Nesta altura o guarda-redes anseia pela realização do tal jogo de solidariedade e espera que a presença em Lisboa seja um passo importante na mudança desejada para o Continente. Paulo Morais chega à capital portuguesa na próxima quarta-feira, ao início da noite.

«Apesar de dizerem que se fazem poucos amigos no futebol, tenho recebido um grande apoio e criado grandes laços, mesmo de pessoas que não conhecia. Ficarei eternamente grato a quem decidiu ajudar-me e sei que vou voltar, que vou conseguir vencer este desafio. Tenho essa força, essa esperança.»

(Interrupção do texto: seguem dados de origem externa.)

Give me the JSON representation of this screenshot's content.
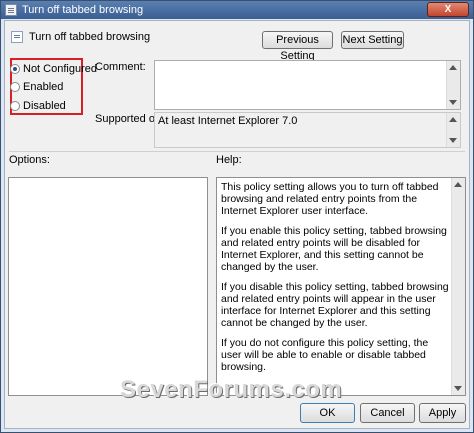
{
  "window": {
    "title": "Turn off tabbed browsing",
    "close_label": "X"
  },
  "setting": {
    "title": "Turn off tabbed browsing"
  },
  "nav": {
    "previous_label": "Previous Setting",
    "next_label": "Next Setting"
  },
  "state_options": [
    {
      "label": "Not Configured",
      "checked": true
    },
    {
      "label": "Enabled",
      "checked": false
    },
    {
      "label": "Disabled",
      "checked": false
    }
  ],
  "comment": {
    "label": "Comment:",
    "value": ""
  },
  "supported": {
    "label": "Supported on:",
    "value": "At least Internet Explorer 7.0"
  },
  "options": {
    "label": "Options:"
  },
  "help": {
    "label": "Help:",
    "paragraphs": [
      "This policy setting allows you to turn off tabbed browsing and related entry points from the Internet Explorer user interface.",
      "If you enable this policy setting, tabbed browsing and related entry points will be disabled for Internet Explorer, and this setting cannot be changed by the user.",
      "If you disable this policy setting, tabbed browsing and related entry points will appear in the user interface for Internet Explorer and this setting cannot be changed by the user.",
      "If you do not configure this policy setting, the user will be able to enable or disable tabbed browsing."
    ]
  },
  "watermark": {
    "text": "SevenForums.com"
  },
  "footer": {
    "ok_label": "OK",
    "cancel_label": "Cancel",
    "apply_label": "Apply"
  }
}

As memórias de Paulo Morais (Fotografia: Facebook do guarda-redes)

Sporting, Estoril, Jogos Olímpicos, Sp. Braga e a queda

Para trás fica uma carreira longa, com um início prometedor. Formado no Sporting, Paulo Morais integrou o plantel leonino na época 1993/94, a par de Zoran Lemajic e Paulo Costinha.

Seguiram-se duas épocas no Estoril e uma no Desp. Beja, sempre na II Liga. Pelo meio foi convocado para os Jogos Olímpicos de Atlanta (1996), em que a Seleção Nacional orientada por Nelo Vingada ficou no 4º lugar. Nuno Espírito Santo e Paulo Costinha eram as principais opções para a baliza.

«Tenho recordações felizes da carreira e várias experiências espetaculares. Começando no Sporting, onde me fiz homem e onde fui extremamente feliz, passando pelo Estoril e o Sp. Braga, por exemplo, dois clubes de que também guardo boas recordações.»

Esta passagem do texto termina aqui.